THOMAS AND THE MAGIC RAILROAD

Susan Granger: “THOMAS AND THE MAGIC RAILROAD” (Destination Films)

For almost two decades, Britt Allcroft’s imaginative Thomas the Tank Engine has intrigued youngsters on television and video – and now Thomas chugs off on a feature-film adventure. The plot is ridiculously complicated but, basically, Thomas and his friends on the magic railroad live on the Island of Sodor while humans live in a happy village called Shining Time. Using sparkling gold-dust that he sprinkles with his whistle, a miniature man known Mr. Conductor (Alex Baldwin) travels between the two worlds but he’s losing his gold-dust supply. “My universe is in danger!” he wails, adding: “I think you’re going to help me and Thomas sometime in the story.” This sets up an inter-active premise with the audience that is never fulfilled as the live-action characters function in an animated world.
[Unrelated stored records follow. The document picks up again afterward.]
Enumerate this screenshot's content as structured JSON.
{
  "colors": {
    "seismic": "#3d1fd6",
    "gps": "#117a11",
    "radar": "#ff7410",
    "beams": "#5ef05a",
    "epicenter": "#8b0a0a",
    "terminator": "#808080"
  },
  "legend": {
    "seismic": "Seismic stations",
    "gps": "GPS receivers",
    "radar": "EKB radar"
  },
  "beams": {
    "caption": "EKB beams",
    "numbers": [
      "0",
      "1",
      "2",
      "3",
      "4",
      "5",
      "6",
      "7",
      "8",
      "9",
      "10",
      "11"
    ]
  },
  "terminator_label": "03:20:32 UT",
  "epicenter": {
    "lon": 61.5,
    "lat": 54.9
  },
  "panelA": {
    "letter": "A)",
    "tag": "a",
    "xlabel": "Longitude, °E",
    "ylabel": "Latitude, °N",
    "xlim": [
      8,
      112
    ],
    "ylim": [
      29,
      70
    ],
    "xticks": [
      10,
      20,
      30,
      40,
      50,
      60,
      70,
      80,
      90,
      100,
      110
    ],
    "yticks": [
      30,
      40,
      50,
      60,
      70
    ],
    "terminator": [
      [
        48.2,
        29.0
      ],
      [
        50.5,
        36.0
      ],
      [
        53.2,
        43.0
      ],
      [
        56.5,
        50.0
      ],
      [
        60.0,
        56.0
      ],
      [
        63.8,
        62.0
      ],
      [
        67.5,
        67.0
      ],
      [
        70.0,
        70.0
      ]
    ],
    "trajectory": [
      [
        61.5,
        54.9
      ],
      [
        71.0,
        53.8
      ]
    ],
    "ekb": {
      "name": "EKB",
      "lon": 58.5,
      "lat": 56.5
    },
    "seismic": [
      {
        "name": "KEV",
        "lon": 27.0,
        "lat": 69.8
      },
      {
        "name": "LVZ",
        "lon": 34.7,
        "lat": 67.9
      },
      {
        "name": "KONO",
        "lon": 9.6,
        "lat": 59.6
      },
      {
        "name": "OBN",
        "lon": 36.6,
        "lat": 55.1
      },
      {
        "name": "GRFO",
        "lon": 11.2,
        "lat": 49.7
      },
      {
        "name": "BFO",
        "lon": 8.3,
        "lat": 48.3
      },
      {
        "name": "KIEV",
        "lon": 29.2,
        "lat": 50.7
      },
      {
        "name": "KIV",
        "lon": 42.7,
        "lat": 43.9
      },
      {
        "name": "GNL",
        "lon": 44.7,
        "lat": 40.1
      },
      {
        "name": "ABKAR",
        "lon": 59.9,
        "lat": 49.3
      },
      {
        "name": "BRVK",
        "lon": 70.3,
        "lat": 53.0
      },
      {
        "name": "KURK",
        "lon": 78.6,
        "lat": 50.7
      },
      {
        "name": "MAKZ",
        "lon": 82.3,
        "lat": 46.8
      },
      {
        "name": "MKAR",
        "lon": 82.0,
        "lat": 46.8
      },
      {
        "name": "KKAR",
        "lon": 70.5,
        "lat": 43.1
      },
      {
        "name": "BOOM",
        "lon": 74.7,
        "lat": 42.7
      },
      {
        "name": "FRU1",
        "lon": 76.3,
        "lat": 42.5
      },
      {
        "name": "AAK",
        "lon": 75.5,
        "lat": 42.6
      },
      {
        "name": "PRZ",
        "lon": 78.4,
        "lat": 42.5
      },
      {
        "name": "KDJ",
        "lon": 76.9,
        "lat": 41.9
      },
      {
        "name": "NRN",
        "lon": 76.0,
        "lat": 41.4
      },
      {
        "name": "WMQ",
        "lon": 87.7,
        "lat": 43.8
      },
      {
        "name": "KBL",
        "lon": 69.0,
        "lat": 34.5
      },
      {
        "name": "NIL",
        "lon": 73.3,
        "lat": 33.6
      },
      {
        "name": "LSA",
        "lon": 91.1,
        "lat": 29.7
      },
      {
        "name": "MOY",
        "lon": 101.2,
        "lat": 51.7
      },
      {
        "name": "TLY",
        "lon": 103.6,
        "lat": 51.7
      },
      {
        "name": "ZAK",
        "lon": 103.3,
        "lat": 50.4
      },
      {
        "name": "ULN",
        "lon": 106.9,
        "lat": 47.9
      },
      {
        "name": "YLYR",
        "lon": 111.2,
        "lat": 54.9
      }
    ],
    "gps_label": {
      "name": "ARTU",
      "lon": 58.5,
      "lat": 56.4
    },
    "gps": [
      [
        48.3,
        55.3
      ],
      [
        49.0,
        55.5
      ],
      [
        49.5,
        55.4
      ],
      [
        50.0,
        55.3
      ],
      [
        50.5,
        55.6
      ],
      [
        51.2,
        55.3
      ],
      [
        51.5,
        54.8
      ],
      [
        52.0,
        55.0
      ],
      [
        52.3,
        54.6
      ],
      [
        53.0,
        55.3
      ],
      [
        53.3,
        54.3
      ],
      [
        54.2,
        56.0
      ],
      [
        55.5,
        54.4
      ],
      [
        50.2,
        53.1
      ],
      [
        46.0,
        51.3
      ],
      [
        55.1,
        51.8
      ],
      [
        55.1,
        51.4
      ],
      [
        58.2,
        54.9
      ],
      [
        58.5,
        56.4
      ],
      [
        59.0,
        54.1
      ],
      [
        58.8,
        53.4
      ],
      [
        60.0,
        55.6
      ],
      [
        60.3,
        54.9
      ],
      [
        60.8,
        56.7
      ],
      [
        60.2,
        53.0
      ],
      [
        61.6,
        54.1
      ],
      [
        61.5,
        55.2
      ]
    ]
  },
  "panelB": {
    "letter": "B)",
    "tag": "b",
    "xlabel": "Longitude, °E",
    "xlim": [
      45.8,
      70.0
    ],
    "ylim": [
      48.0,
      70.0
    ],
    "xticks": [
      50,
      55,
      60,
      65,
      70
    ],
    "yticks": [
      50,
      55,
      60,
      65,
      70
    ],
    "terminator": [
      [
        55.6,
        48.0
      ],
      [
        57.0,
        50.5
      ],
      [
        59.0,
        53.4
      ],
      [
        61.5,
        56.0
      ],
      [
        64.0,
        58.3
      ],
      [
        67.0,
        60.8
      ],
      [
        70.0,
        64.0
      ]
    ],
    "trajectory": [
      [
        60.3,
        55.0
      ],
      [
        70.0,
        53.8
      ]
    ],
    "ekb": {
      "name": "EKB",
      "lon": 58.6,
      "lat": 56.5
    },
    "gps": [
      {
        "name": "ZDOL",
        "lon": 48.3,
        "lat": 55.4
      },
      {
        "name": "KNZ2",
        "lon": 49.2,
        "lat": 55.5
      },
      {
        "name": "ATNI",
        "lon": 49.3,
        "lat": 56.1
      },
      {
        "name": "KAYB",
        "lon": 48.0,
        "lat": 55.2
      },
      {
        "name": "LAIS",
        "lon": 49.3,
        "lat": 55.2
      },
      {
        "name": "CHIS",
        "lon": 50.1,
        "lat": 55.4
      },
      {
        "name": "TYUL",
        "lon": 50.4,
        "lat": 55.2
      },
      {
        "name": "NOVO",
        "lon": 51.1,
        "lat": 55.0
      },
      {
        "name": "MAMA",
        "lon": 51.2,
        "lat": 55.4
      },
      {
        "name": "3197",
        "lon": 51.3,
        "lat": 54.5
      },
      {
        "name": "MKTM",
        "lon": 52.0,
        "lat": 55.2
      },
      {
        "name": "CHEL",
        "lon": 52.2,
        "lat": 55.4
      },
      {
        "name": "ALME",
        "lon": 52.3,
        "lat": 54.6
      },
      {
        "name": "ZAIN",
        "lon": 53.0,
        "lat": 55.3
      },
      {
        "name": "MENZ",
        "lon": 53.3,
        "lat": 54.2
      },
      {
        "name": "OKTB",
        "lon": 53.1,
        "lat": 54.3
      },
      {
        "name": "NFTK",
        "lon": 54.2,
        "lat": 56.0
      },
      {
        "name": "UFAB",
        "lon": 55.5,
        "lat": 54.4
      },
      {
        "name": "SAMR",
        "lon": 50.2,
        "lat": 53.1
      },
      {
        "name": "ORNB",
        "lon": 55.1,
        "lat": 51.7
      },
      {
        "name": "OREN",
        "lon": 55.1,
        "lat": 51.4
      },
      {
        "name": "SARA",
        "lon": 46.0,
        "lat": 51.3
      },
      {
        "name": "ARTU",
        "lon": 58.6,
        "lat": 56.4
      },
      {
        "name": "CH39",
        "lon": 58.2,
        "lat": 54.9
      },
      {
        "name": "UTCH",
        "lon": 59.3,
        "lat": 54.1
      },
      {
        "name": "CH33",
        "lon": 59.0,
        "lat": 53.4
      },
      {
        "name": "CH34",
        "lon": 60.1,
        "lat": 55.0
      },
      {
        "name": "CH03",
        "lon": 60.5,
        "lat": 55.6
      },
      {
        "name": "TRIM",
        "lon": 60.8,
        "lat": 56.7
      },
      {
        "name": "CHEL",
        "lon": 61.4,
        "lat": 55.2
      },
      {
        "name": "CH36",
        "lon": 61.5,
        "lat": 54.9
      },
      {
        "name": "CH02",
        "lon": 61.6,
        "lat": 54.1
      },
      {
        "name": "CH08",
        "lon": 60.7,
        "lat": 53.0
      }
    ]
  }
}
Instead, we meet a somber, resourceful 12 year-old (Mara Wilson) who is going to visit her grumpy grandpa (Peter Fonda), who spends his days tinkering with Lady, an enchanted steam engine he’s hidden in Muffle Mountain. Mr. Conductor needs to find the long-lost Lady in order to get more gold-dust. Meanwhile, there’s a subplot involving the efforts of nasty Diesel to relegate Thomas and his shiny cohorts to the roundhouse, and Mara befriends a local lad (Cody McMains). Curiously, the trains speak with British accents while the Conductor’s slacker cousin (Michael E. Rodgers) has a Scottish brogue and the other humans are distinctly American. Alec Baldwin smiles relentlessly, looking silly, while Peter Fonda seems befuddled. On the Granger Movie Gauge of 1 to 10, “Thomas and the Magic Railroad” is a stiffly tedious, awkwardly fragmented 4. Pre-schoolers – two, three, four year-olds – may enjoy this fantasy about being “useful,” but I suspect anyone older will be squirming. Wait for the video.